非小細胞肺癌のゲフィチニブに対する反応性の基礎にある上皮成長因子受容体の活性化変異
Activating Mutations in the Epidermal Growth Factor Receptor Underlying Responsiveness of Non–Small-Cell Lung Cancer to Gefitinib
T.J. Lynch and Others
非小細胞肺癌患者の大半は,上皮成長因子受容体(EGFR)を標的とするチロシンキナーゼ阻害薬ゲフィチニブに対し,反応性を示さない.しかし約 10%の患者は,迅速で,多くの場合劇的な臨床反応を示す.ゲフィチニブに対する感受性の基礎にある分子機構は明らかにされていない.
非小細胞肺癌患者で,ゲフィチニブに反応性を示す患者,反応性を示さない患者,ゲフィチニブ曝露歴のない患者から,原発腫瘍を採取し EGFR 遺伝子の変異を調べた.同定した変異遺伝子が機能に及ぼす影響は,培養細胞に変異蛋白を発現させて評価した.

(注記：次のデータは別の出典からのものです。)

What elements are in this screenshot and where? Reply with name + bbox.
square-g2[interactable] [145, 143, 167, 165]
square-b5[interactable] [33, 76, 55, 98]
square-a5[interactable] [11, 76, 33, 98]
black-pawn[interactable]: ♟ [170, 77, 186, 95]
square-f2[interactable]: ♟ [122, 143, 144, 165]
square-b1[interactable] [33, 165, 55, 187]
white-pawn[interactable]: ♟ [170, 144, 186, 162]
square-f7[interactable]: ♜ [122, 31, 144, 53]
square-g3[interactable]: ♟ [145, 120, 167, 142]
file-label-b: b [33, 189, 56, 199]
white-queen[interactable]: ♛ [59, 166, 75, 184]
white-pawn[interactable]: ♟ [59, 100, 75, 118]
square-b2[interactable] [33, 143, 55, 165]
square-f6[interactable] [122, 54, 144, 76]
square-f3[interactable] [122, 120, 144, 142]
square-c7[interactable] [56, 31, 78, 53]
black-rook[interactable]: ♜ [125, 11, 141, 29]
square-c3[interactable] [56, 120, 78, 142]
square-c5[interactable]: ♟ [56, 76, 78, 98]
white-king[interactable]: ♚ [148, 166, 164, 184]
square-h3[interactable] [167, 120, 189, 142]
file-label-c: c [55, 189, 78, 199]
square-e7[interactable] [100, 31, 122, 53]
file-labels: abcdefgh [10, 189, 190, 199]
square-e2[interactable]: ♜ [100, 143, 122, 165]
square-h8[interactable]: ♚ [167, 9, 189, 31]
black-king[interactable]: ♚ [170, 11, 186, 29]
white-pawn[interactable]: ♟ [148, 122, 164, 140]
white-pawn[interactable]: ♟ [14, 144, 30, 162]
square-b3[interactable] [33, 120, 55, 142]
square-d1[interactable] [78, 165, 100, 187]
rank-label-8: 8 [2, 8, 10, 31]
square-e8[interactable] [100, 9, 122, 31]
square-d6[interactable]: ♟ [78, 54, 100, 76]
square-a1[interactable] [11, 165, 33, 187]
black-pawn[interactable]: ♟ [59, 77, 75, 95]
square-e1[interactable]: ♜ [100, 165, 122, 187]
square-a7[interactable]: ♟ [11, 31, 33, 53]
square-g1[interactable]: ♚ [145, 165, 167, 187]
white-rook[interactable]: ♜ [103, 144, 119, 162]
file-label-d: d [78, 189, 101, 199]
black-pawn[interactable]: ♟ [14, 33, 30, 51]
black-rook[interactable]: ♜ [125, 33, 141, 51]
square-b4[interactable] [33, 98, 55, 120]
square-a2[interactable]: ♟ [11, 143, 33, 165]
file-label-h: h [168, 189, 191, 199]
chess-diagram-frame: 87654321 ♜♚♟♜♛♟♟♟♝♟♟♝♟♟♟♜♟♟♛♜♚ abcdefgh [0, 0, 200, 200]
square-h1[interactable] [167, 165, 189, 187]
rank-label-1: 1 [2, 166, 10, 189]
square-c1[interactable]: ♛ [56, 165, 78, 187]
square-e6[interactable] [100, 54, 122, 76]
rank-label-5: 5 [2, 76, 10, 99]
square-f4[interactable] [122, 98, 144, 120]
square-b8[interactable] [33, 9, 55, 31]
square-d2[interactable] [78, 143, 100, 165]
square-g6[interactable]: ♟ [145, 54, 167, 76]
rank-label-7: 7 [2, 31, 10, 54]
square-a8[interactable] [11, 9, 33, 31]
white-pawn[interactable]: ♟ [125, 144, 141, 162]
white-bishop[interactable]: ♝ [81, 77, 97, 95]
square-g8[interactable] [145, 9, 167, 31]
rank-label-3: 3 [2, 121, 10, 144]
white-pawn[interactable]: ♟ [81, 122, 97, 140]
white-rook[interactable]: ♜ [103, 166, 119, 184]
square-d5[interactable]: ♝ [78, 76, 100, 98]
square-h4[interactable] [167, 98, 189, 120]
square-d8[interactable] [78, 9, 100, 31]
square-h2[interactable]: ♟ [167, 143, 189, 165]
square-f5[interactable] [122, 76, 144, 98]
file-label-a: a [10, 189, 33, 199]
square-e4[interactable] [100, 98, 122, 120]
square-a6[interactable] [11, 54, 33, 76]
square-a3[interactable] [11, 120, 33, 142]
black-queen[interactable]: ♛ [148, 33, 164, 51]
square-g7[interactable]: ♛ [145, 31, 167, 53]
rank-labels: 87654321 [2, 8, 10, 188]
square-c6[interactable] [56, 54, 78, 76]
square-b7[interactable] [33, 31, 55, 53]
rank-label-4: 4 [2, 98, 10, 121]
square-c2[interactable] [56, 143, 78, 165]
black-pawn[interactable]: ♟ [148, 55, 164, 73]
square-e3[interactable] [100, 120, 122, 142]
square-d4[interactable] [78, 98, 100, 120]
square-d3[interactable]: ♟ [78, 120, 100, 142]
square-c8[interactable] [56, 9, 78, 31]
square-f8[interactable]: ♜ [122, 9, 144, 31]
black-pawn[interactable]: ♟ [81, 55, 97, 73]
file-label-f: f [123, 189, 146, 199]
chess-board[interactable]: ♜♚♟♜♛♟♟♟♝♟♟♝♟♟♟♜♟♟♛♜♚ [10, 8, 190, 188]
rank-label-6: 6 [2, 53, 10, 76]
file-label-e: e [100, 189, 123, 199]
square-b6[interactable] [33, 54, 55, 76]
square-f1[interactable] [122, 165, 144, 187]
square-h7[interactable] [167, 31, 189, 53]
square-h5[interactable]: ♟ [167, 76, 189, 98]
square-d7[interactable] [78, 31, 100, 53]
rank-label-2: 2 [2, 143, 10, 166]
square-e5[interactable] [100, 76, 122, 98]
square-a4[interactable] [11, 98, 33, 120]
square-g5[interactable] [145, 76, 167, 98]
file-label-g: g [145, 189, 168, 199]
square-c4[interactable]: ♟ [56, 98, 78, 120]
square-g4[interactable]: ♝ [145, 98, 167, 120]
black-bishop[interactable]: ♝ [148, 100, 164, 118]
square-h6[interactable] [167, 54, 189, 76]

ゲフィチニブに反応性を示す肺癌患者 9 例中の 8 例で,EGFR 遺伝子のチロシンキナーゼ領域に体細胞変異が同定されたのに対し,反応性を示さない患者 7 例では同定されなかった(P<0.001).変異は,小さなフレーム内欠失(in-frame deletions)またはアミノ酸置換で,チロシンキナーゼ領域の ATP 結合領域周辺に集中していた.ゲフィチニブ曝露歴のない非小細胞肺癌患者 25 例中 2 例(8%)から採取した腫瘍でも,同様の変異が検出された.変異はすべてヘテロ接合性で,多数の患者で同一の変異が観察されたことから,新たに特異的な機能が付加されたことが示唆される.In vitro では,EGFR 変異体において,上皮成長因子に反応してチロシンキナーゼ活性が上昇し,ゲフィチニブによる阻害に対する感受性が増大した.
非小細胞肺癌患者のサブグループは EGFR 遺伝子の特異的な変異を有し,そうした変異は,チロシンキナーゼ阻害薬ゲフィチニブに対する臨床的な反応性に相関する.これらの変異により成長因子のシグナリングが増大し,ゲフィチニブへの感受性が獲得される.肺癌でこのような変異をスクリーニングすることにより,ゲフィチニブに対して反応性を示す患者を同定できる可能性がある.